Michigan ranks tenth nationally per capita for opioid-based prescriptions, and eighteenth for the number of overdose deaths.
A LOOK AT VICTIMS OF THE OPIOID CRISIS
For six months, Target 8 has been examining records, piecing together the tapestry of lives lost to prescription painkillers and heroin in metro Grand Rapids in 2015.
Among them were a 20-year-old Grand Rapids Community College students who first tried painkillers with friends as a teen, a 24-year-old man whose got hooked on pain meds after a snowboarding injury, a 25-year-old man who started experimenting with pills and pot with friend in his teen years and a 30-year-old mom who — according to an aunt — began experimenting early in life in an effort to escape a tough childhood.
All four of them died from heroin overdoses.
The youngest victim that year was a 10-month-old Sparta boy, who died after accidentally swallowing one of his grandma’s morphine pills.
The oldest was a 70-year-old nursing home patient and long-time chronic pain sufferer, who died from a mixture of fentanyl and oxycodone — both powerful painkillers.
It was a fentanyl overdose that caused a 29-year-old husband and father to stop breathing.
A 33-year-old man also died from a fentanyl overdose. He was trying to manage pain from a recent surgery and had warned his surgeon that he had a history of addiction.
A 46-year-old woman died from a methadone overdose. She had started on the painkiller years before to treat migraines.
A 48-year-old woman also died from methadone. She had chronic pain from fibromyalgia.
While many patients use opioids responsibly to manage pain, some become addicted to the powerful medications. Others end up switching to heroin because it’s cheaper than prescription medications.
In July 2016, Target 8 used the Freedom of Information Act to obtain records for fatal overdoses in 2015 from the Kent County Medical Examiner’s Office.

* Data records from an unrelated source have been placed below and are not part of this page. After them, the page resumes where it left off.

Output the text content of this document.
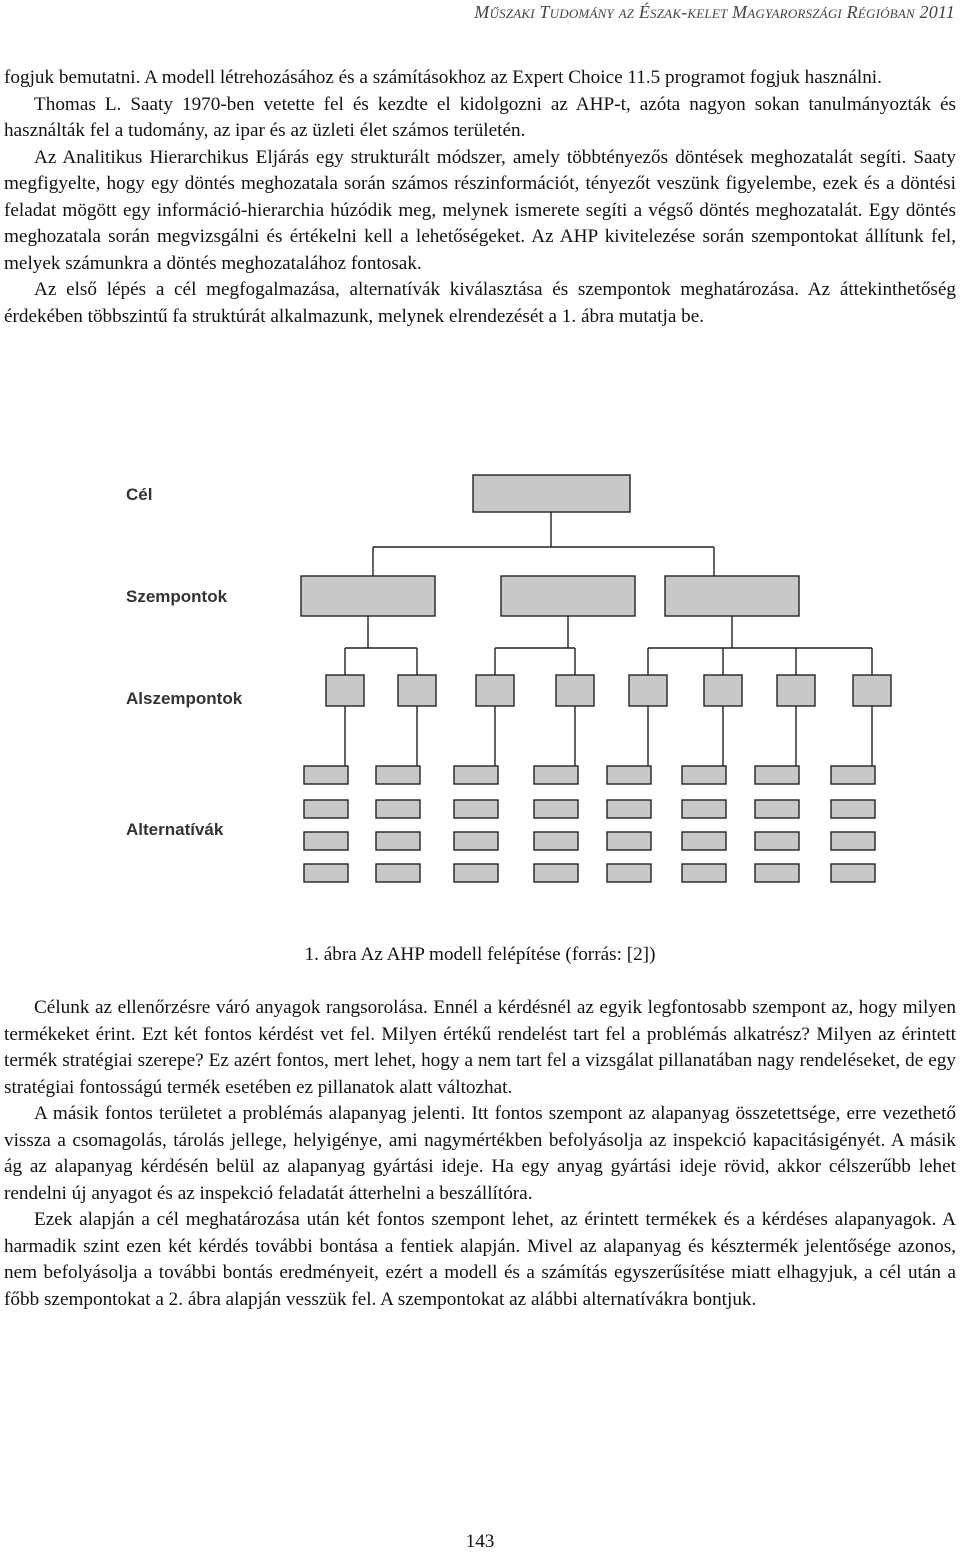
Műszaki Tudomány az Észak-kelet Magyarországi Régióban 2011

fogjuk bemutatni. A modell létrehozásához és a számításokhoz az Expert Choice 11.5 programot fogjuk használni.

Thomas L. Saaty 1970-ben vetette fel és kezdte el kidolgozni az AHP-t, azóta nagyon sokan tanulmányozták és használták fel a tudomány, az ipar és az üzleti élet számos területén.

Az Analitikus Hierarchikus Eljárás egy strukturált módszer, amely többtényezős döntések meghozatalát segíti. Saaty megfigyelte, hogy egy döntés meghozatala során számos részinformációt, tényezőt veszünk figyelembe, ezek és a döntési feladat mögött egy információ-hierarchia húzódik meg, melynek ismerete segíti a végső döntés meghozatalát. Egy döntés meghozatala során megvizsgálni és értékelni kell a lehetőségeket. Az AHP kivitelezése során szempontokat állítunk fel, melyek számunkra a döntés meghozatalához fontosak.

Az első lépés a cél megfogalmazása, alternatívák kiválasztása és szempontok meghatározása. Az áttekinthetőség érdekében többszintű fa struktúrát alkalmazunk, melynek elrendezését a 1. ábra mutatja be.

Cél
Szempontok
Alszempontok
Alternatívák
1. ábra Az AHP modell felépítése (forrás: [2])

Célunk az ellenőrzésre váró anyagok rangsorolása. Ennél a kérdésnél az egyik legfontosabb szempont az, hogy milyen termékeket érint. Ezt két fontos kérdést vet fel. Milyen értékű rendelést tart fel a problémás alkatrész? Milyen az érintett termék stratégiai szerepe? Ez azért fontos, mert lehet, hogy a nem tart fel a vizsgálat pillanatában nagy rendeléseket, de egy stratégiai fontosságú termék esetében ez pillanatok alatt változhat.

A másik fontos területet a problémás alapanyag jelenti. Itt fontos szempont az alapanyag összetettsége, erre vezethető vissza a csomagolás, tárolás jellege, helyigénye, ami nagymértékben befolyásolja az inspekció kapacitásigényét. A másik ág az alapanyag kérdésén belül az alapanyag gyártási ideje. Ha egy anyag gyártási ideje rövid, akkor célszerűbb lehet rendelni új anyagot és az inspekció feladatát átterhelni a beszállítóra.

Ezek alapján a cél meghatározása után két fontos szempont lehet, az érintett termékek és a kérdéses alapanyagok. A harmadik szint ezen két kérdés további bontása a fentiek alapján. Mivel az alapanyag és késztermék jelentősége azonos, nem befolyásolja a további bontás eredményeit, ezért a modell és a számítás egyszerűsítése miatt elhagyjuk, a cél után a főbb szempontokat a 2. ábra alapján vesszük fel. A szempontokat az alábbi alternatívákra bontjuk.

143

The medical examiner removed all names and addresses from the reports.
Target 8 used police reports, death notices, obituaries and social media to identify the deceased individuals. Then reached out to dozens of families, many of whom wanted to share their stories.
For those families that did not want their loved ones named in this report, Target 8 respected their wishes entirely and did not identify the deceased individual.
For families who wanted to share their story publicly, Target 8 created an online memorial. Parents, children and siblings of those lost sent pictures and remembrances to Target 8 — hoping their stories might help save someone else.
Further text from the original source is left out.